What’s Love Got to Do With It?

The greatest honor that comes with being a leader is the opportunity to impact the lives of the people you are leading. Impacting them in such a way that your positive influence touches every area of their life. It increases the value they add in their professional career to their teammates and customers…increases the value they add to their relationships at home and in their community and it provides an example for the power of paying it forward.

See, I think you would be hard pressed to look into the background of any successful leader and not find at least one person who made a positive impact in their life. Someone who believed in them more than they believed in themselves at times. Someone who genuinely cared about them as a person and was also comfortable with holding them accountable.

For many of us that person is often an athletic coach. Regardless of the sport, the great coaches have a way to get to their people — touching their minds and their hearts. They are the ones that do not pound themselves on the chest to tell you how great they are because they are too busy picking people up as they realize it is all about what you give not the attention you get.

Great coaches want to develop the complete person and not just the athlete and they care just as much about the growth of the person sitting at the end of their bench as they do for their superstar. They teach that if you work hard enough, long enough, and smart enough good things will happen.

The elite coaches do things the right way, for the right reasons, and at the right time.

I was blessed to not only play high school basketball for an elite coach, but to also be able to call him Dad.

It only took us 11 years after his retirement, but we finally put together a golf outing and it was not to honor him, but rather to get the guys back together to catch up and have a few thousand laughs. We even named it after one of the most brutal drills he ever ran, the alley drill.

There were guys from the west coast and guys from east coast, guys who got up at the crack of dan to get there — one flying standby from Omaha and one driving up from Central Illinois.

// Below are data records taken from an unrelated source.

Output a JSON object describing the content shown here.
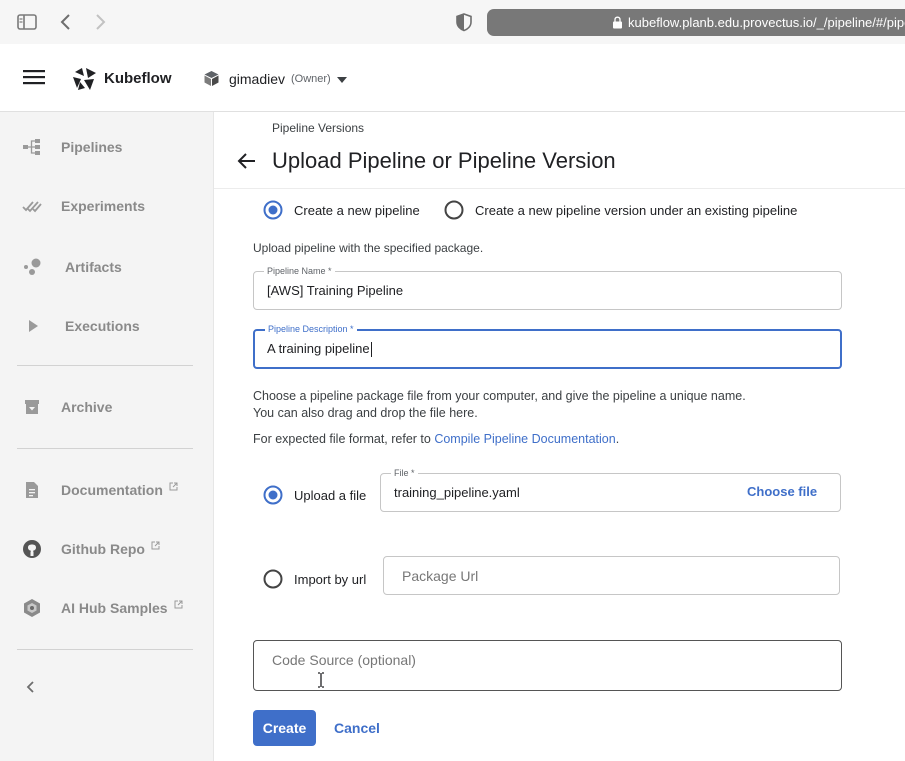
{
  "browser": {
    "url": "kubeflow.planb.edu.provectus.io/_/pipeline/#/pipeline_versions/new"
  },
  "header": {
    "brand": "Kubeflow",
    "namespace": "gimadiev",
    "namespace_role": "(Owner)"
  },
  "sidebar": {
    "items": [
      {
        "label": "Pipelines",
        "icon": "pipelines-icon"
      },
      {
        "label": "Experiments",
        "icon": "experiments-icon"
      },
      {
        "label": "Artifacts",
        "icon": "artifacts-icon"
      },
      {
        "label": "Executions",
        "icon": "executions-icon"
      },
      {
        "label": "Archive",
        "icon": "archive-icon"
      },
      {
        "label": "Documentation",
        "icon": "document-icon"
      },
      {
        "label": "Github Repo",
        "icon": "github-icon"
      },
      {
        "label": "AI Hub Samples",
        "icon": "ai-hub-icon"
      }
    ]
  },
  "main": {
    "breadcrumb": "Pipeline Versions",
    "title": "Upload Pipeline or Pipeline Version",
    "mode_options": {
      "new_pipeline": "Create a new pipeline",
      "new_version": "Create a new pipeline version under an existing pipeline",
      "selected": "new_pipeline"
    },
    "upload_helper": "Upload pipeline with the specified package.",
    "pipeline_name": {
      "label": "Pipeline Name *",
      "value": "[AWS] Training Pipeline"
    },
    "pipeline_description": {
      "label": "Pipeline Description *",
      "value": "A training pipeline"
    },
    "instructions": {
      "line1": "Choose a pipeline package file from your computer, and give the pipeline a unique name.",
      "line2": "You can also drag and drop the file here.",
      "format_prefix": "For expected file format, refer to ",
      "format_link": "Compile Pipeline Documentation",
      "format_suffix": "."
    },
    "source_options": {
      "upload_file": "Upload a file",
      "import_url": "Import by url",
      "selected": "upload_file"
    },
    "file": {
      "label": "File *",
      "value": "training_pipeline.yaml",
      "choose_label": "Choose file"
    },
    "package_url": {
      "placeholder": "Package Url"
    },
    "code_source": {
      "placeholder": "Code Source (optional)"
    },
    "create_label": "Create",
    "cancel_label": "Cancel"
  },
  "colors": {
    "accent": "#3f6fc9",
    "sidebar_bg": "#f4f4f4",
    "sidebar_text": "#8a8a8a"
  }
}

There was a former Commanding Officer and Executive Officer for Naval Air Station Oceana, a successful high school girls basketball coach, executive recruiters, financial planners, business owners, and an array of other successful professionals.

These guys are all successful and they still carry themselves with the edge which was required to play in the Palatine Basketball program for four years. Confident not cocky, selfless, confident, comedians, and an abundance of positive energy.

And each one spoke about the impact that coach had, and still has on them as they want on to share stories about things, he did for them during times of success and times of struggle.

As things were winding down, I hugged a former teammate who is an extremely successful businessman and he asked me what the key was to my Dad being able to have such an impact on so many people’s lives for such a long period of time.

The answer was simple as I told him what allowed him to be so successful and to impact the people involved in his business was the very same driver of the impact my Dad had on his players.

Love.

Love what you do.

Love who you do it with.

Love who you do it for.

Love for What You Do

The leaders who have the greatest impact on their people have an absolute passion for what they do. That does not mean, by any stretch of the imagination, that they love everything about their job. Not close.

For example, when I was coaching college basketball I did not always love some of the things that went on inside the recruiting process but I loved building the relationships with the kids, as well as their parents, coaches and other folks who were a part of their inner circle.

Recognize the opportunity you have each day to help your people grow and achieve things that maybe they thought they were not capable of. Appreciate the fact that they are going to lean into you for leadership.

Love Who You Do It With

Who are you in the trenches with? Be intentional about identifying everyone who is on your team. When I say everyone, I mean everyone. The receptionist, support staff, your team, and your family.

Think about the teams you have been a part of that were truly special. Teams that you knew you were better for being a part of and that feeling you had for each other. Again, it doesn’t always mean it was unicorns and rainbows, you went through some trying times, disagreed and grew together. But at the end of the day you loved working together and you cared about each other.

Love Who You Do It For

Loving who you do it for will get you through some pretty challenging times as well as to stay aligned with your values and mission.

So, who do you do it for?

You are not only impacting your employees, your team and your customers — you are impacting their families and friends as well.

When you lead with love you do things the right way, for the right reasons and you try like heck to do it at the right time. This  will help you make decisions quicker with more confidence…make yourself vulnerable…develop a self-confidence that is contagious…operate with a positive energy that your team can feel…lead authentically…grow through adversity, learn from failure and sustain success…drive culture that is the foundation of a resilient organization.

And — it provides you the opportunity to make an IMPACT that will last a lifetime.